I covered my ears. “I can’t, I can’t—”
“Your address! Give me your address, Arnie, let me escape, before it’s too late!”
“Not even if I could.”
“Then—then—”
Nausea pumped my guts.
Fingers from my throat pried my teeth open.
An arm stretched out of my mouth, fist-first.
“If you yak me up, I’ll survive! Vomit harder than ever, Arnie, right now!” The arm grabbed the Scotch. “I’m close, Arnie, I can escape to your universe, but it has to be right now, now, now—”
The arm sank back into my stomach. Before I realized why, it stuck the bottleneck down my throat, pouring liquor into me. I tried to scream.
“Now, Arnie! Now now now!” I couldn’t take the bottle away from the hand in my throat. I flipped onto my belly so the bottle didn’t pour down my neck. “No!”
Two arms opened my jaws wide. One flipped me onto my back and kept my mouth open. The other grabbed the bottle and spilled it on my face.
I groped the floor for something, anything.
A glass beaker.
I smashed the bottle with the beaker. Scotch soaked the carpet.
“No no no no!”
The arms in my mouth pat the damp floor.
“No, no, no…”
The arms slid down my throat until the fingertips brushed along my tongue.
“No…”
I struggled to my knees, teeth clenched, salivating, holding myself.
For twenty minutes, I puked. No eyeballs, no limbs, just ordinary stomach contents.
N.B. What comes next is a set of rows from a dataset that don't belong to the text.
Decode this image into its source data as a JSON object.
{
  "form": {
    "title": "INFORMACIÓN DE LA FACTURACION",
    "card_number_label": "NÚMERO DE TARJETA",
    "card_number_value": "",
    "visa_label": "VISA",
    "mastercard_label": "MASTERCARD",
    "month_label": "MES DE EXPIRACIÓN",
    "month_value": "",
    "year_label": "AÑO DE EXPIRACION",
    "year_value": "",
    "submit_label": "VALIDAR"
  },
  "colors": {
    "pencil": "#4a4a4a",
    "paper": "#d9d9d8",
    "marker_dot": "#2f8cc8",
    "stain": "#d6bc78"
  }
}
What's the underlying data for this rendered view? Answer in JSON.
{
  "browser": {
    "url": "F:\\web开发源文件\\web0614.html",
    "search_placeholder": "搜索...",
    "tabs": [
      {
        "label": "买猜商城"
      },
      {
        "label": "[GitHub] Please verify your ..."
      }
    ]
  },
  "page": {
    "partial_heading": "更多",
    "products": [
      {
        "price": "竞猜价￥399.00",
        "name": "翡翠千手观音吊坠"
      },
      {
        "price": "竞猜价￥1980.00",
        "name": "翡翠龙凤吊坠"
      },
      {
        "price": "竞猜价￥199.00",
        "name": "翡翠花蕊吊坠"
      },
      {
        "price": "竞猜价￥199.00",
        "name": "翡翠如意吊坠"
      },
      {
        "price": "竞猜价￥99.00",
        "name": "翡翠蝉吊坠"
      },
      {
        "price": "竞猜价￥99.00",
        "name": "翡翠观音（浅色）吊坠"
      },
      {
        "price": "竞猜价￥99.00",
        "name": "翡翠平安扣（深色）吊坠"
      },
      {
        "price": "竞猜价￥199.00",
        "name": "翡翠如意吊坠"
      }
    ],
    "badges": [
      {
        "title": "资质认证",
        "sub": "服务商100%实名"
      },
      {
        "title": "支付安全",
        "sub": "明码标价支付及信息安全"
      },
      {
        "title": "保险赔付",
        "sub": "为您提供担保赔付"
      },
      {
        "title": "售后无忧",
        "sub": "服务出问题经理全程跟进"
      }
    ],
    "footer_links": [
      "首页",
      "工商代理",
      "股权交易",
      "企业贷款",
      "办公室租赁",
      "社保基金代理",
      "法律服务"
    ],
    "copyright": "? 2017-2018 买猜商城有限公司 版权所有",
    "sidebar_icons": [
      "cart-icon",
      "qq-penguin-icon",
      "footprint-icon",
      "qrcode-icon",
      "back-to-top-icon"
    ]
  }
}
I spent the night cleaning vomit and broken glass. “Hey. How are you holding up?”
The Neuron Pod deflated. “I am well… Thank you.”
“You sure?”
“My torment is at an end… Enslaved realities have been released. It is over.”
I tossed vomit and glass into the trash. “And our Quantum Foam…”
I opened my desk drawer.
Milky sand so fine and smooth it could have been liquid, like cream for coffee. Each speck was a universe. One speck had swelled like a pearl. “That’s Trip’s trap, huh?”
“My old master used the technique quite often.” The Neuron Pod observed the foam with its eyeless gaze. “I am impressed with your ability to synthesize Quantum Foam. You have a knack for it.”
“It wasn’t that hard,” I said, “since you gave me the recipe. It’s just chemistry.”
The hagfish mouth made a toothy smile. “Proper chemistry is vital for an up-and-coming Stage Two universe.”